Naples is the birthplace of pizza, but from Naples pizza spread via migrants to New York and Boston before being popularised in the rest of Italy. It began as a way for bakers to slightly cool the base of their ovens so that loaves of bread would not burn. To stop the pizza inflating like a balloon (as pita bread does), tomato sauce would be spread on it. This became a cheap early morning food for workers in Naples and then its popularity meant pizza was served all day. Putting cheese on pizza didn’t happen immediately – the Margherita was invented to honour a queen and the basil added to pay homage to Italy’s flag.
In Australia we think of ‘marinara’ as a seafood pizza but here it means a pizza with only tomato sauce and herbs, no cheese. Pizza here is very different to pizza in most other places. It is cooked unbelievably quickly – in as little as a minute – and the sauce is pure pulped tomatoes. The base is charred but the whole thing is a bit soupy in the middle and there isn’t as much cheese as we like to pile on at home.
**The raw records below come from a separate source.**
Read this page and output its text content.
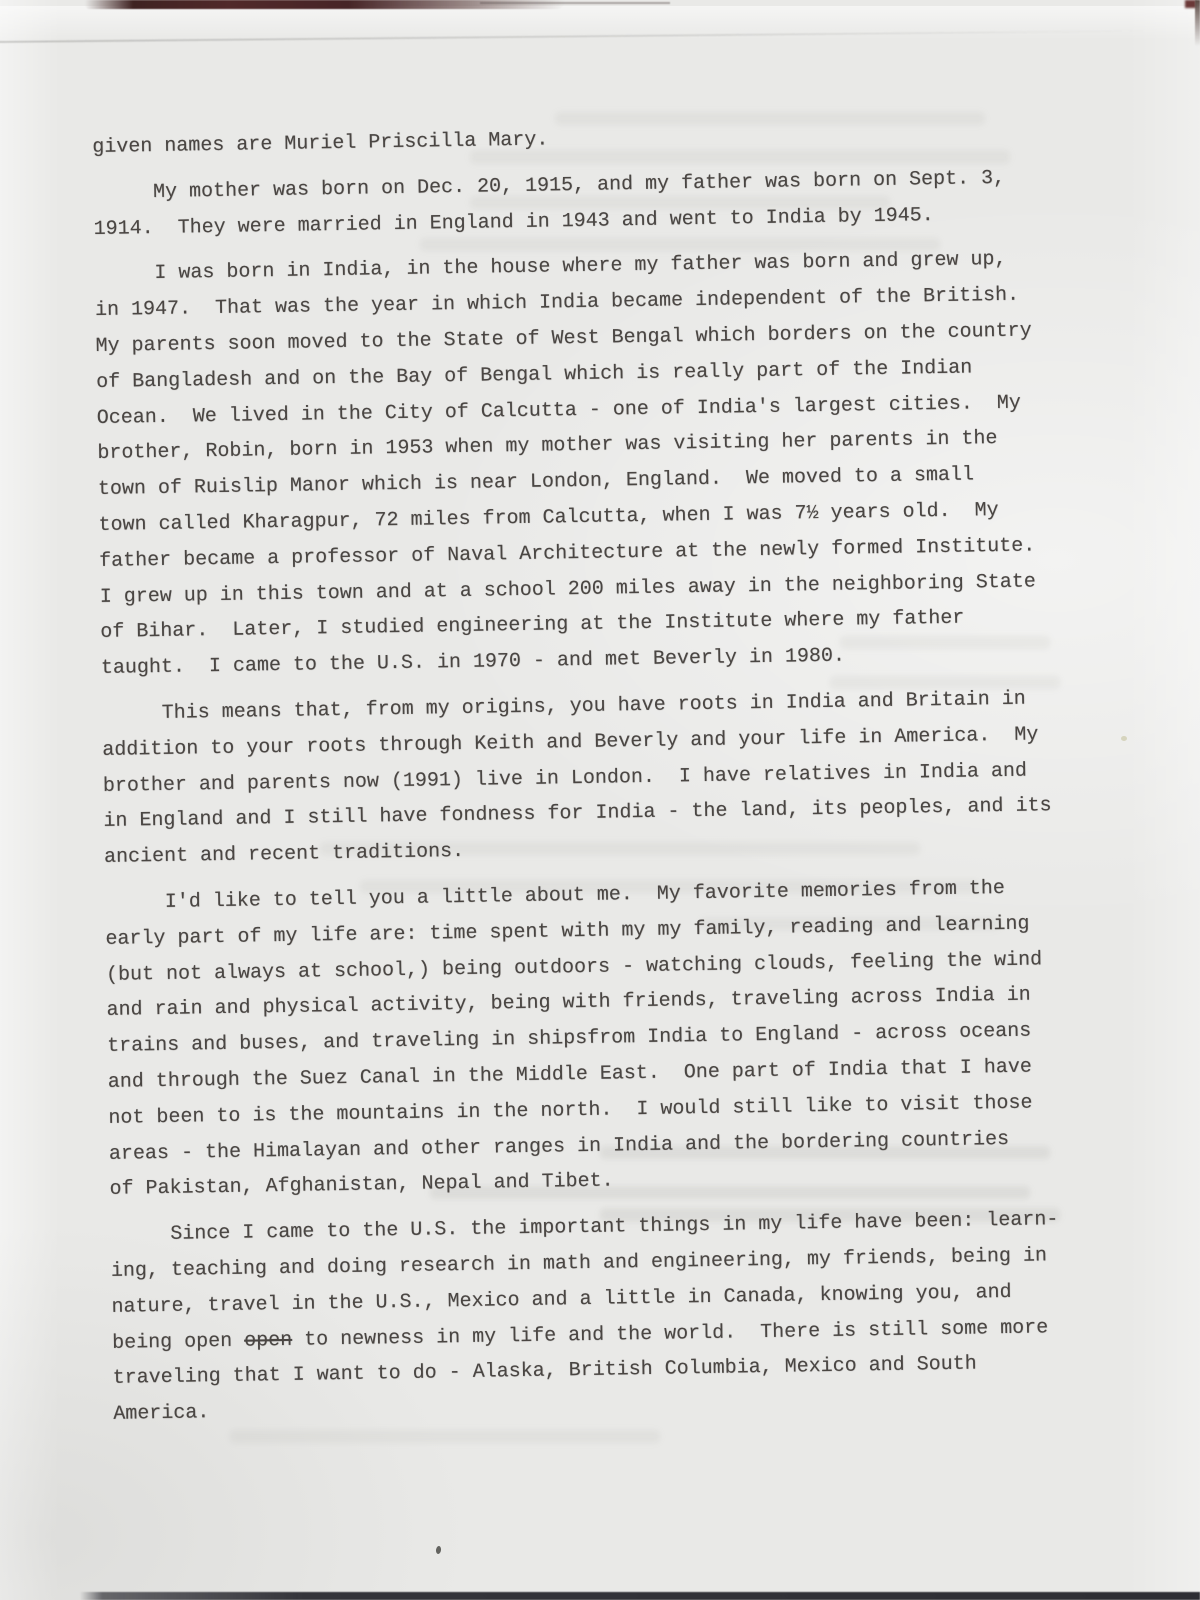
given names are Muriel Priscilla Mary.
My mother was born on Dec. 20, 1915, and my father was born on Sept. 3,
1914.  They were married in England in 1943 and went to India by 1945.
I was born in India, in the house where my father was born and grew up,
in 1947.  That was the year in which India became independent of the British.
My parents soon moved to the State of West Bengal which borders on the country
of Bangladesh and on the Bay of Bengal which is really part of the Indian
Ocean.  We lived in the City of Calcutta - one of India's largest cities.  My
brother, Robin, born in 1953 when my mother was visiting her parents in the
town of Ruislip Manor which is near London, England.  We moved to a small
town called Kharagpur, 72 miles from Calcutta, when I was 7½ years old.  My
father became a professor of Naval Architecture at the newly formed Institute.
I grew up in this town and at a school 200 miles away in the neighboring State
of Bihar.  Later, I studied engineering at the Institute where my father
taught.  I came to the U.S. in 1970 - and met Beverly in 1980.
This means that, from my origins, you have roots in India and Britain in
addition to your roots through Keith and Beverly and your life in America.  My
brother and parents now (1991) live in London.  I have relatives in India and
in England and I still have fondness for India - the land, its peoples, and its
ancient and recent traditions.
I'd like to tell you a little about me.  My favorite memories from the
early part of my life are: time spent with my my family, reading and learning
(but not always at school,) being outdoors - watching clouds, feeling the wind
and rain and physical activity, being with friends, traveling across India in
trains and buses, and traveling in shipsfrom India to England - across oceans
and through the Suez Canal in the Middle East.  One part of India that I have
not been to is the mountains in the north.  I would still like to visit those
areas - the Himalayan and other ranges in India and the bordering countries
of Pakistan, Afghanistan, Nepal and Tibet.
Since I came to the U.S. the important things in my life have been: learn-
ing, teaching and doing research in math and engineering, my friends, being in
nature, travel in the U.S., Mexico and a little in Canada, knowing you, and
being open open to newness in my life and the world.  There is still some more
traveling that I want to do - Alaska, British Columbia, Mexico and South
America.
The joy of Neapolitan pizza is in the freshness of the ingredients. For the true traditional pizza the tomatoes must have been grown on the slopes of Mount Vesuvius. The tomatoes taste so tangy and salty-sweet that, combined with the olive oil and cheese there is a buttery-richness that is magical.
All styles of pizza are good and pizza is a dish that is reinvented over and over around the world. Experiencing it in Naples doesn’t mean you have had the world’s best, it means you have added a dimension to your appreciation of it. At least that’s my feelings on the subject!
I would love to know what other people have thought of pizza they have eaten in Naples – or anywhere around the world! Where have you most or least enjoyed it?